Hegel, and Marx, took up the idea of a historical dialectic, which could certainly manifest as successive turns towards the left and right, each integrating previous turns into a new synthesis; this is like a pendulum, but also accounts for change. Marxists held that a definite analysis of history could be derived scientifically from looking at events in the past. This is obviously rubbish, and their tenacity in holding this view shaped Popper's work on political theory and the problem of demarcating science, and made speculative philosophies of history disreputable. In general, that means people want quite evidence-based analysis of history, that at least attempts to be impartial, and this has tended to see study of historical cycles and historical causation move out of philosophy.

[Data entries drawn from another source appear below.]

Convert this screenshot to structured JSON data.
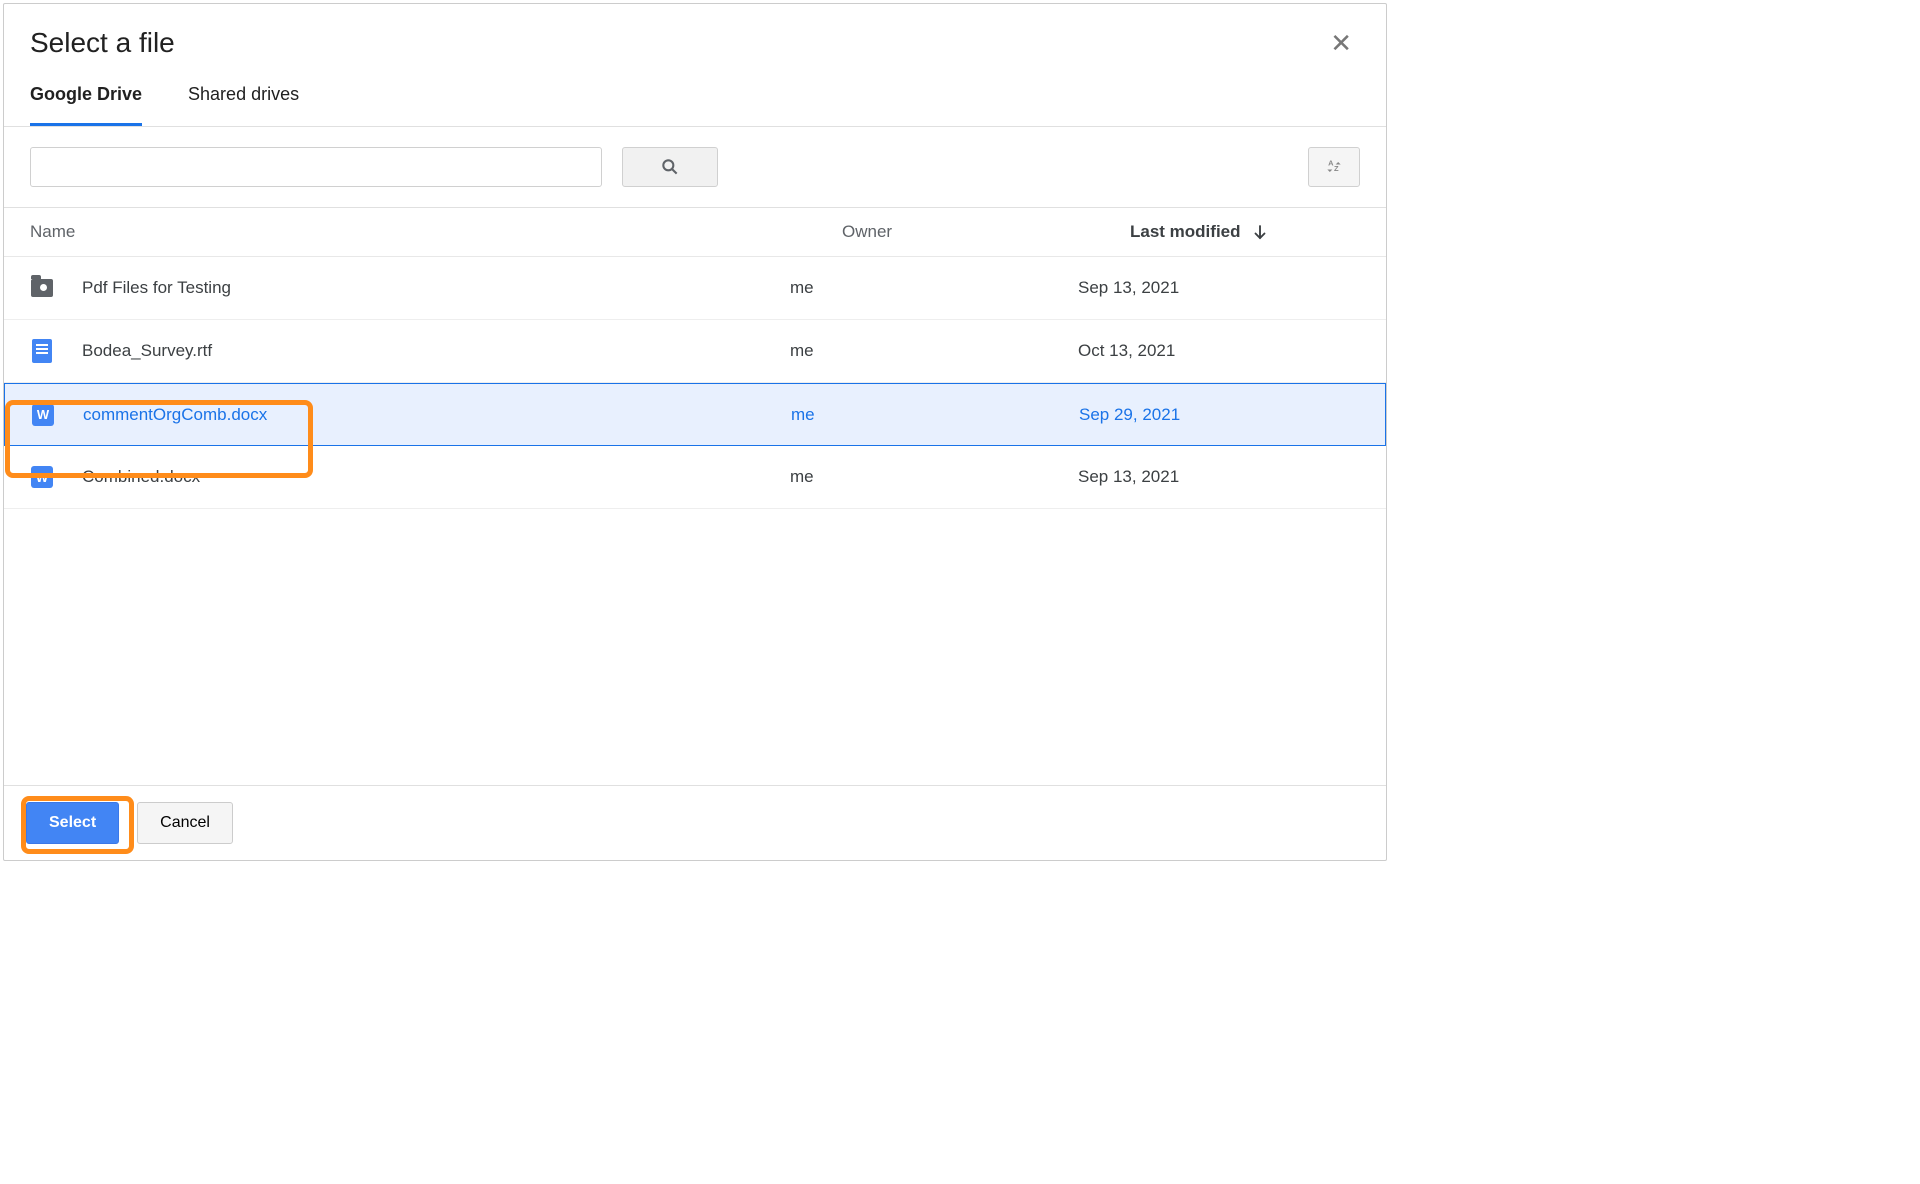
{
  "dialog": {
    "title": "Select a file"
  },
  "tabs": [
    {
      "label": "Google Drive",
      "active": true
    },
    {
      "label": "Shared drives",
      "active": false
    }
  ],
  "columns": {
    "name": "Name",
    "owner": "Owner",
    "modified": "Last modified"
  },
  "files": [
    {
      "icon": "folder-shared",
      "name": "Pdf Files for Testing",
      "owner": "me",
      "modified": "Sep 13, 2021",
      "selected": false
    },
    {
      "icon": "gdoc",
      "name": "Bodea_Survey.rtf",
      "owner": "me",
      "modified": "Oct 13, 2021",
      "selected": false
    },
    {
      "icon": "word",
      "name": "commentOrgComb.docx",
      "owner": "me",
      "modified": "Sep 29, 2021",
      "selected": true
    },
    {
      "icon": "word",
      "name": "Combined.docx",
      "owner": "me",
      "modified": "Sep 13, 2021",
      "selected": false
    }
  ],
  "buttons": {
    "select": "Select",
    "cancel": "Cancel"
  }
}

Social cycle theories of the 19th C gave rise to sociology https://en.m.wikipedia.org/wiki/Social_cycle_theory

Kuhn looked at the development of scientific revolutions, in practice, and devloped the idea of paradigm shifts between them. So philosophy of science.

Demographic shifts, from the hunter-gatberers to agrarian stone age revolution, to the black death, to the baby boom, to the Arab Spring, have driven social changes which have certainly extended to political and economic changes, which indirectly shape philosophies.

There is a startlingly regular cycle to international trade, driven by successive industrial revolutions https://www.economist.com/node/186628

As well as the dialectic, there are spiral and helical models, that also attempt to explain how a cyclical change can still be going somewhere. Otherwise a steady state would be implied, like the ancients' eons or kalpas of progress and then decay. Our bias has been away from stasis, towards the 'manifest destiny' of progress - and arguably is now shifting towards only imagining dystopias for the future. Used warily, consideration of cycles could perhaps be an antidote to these.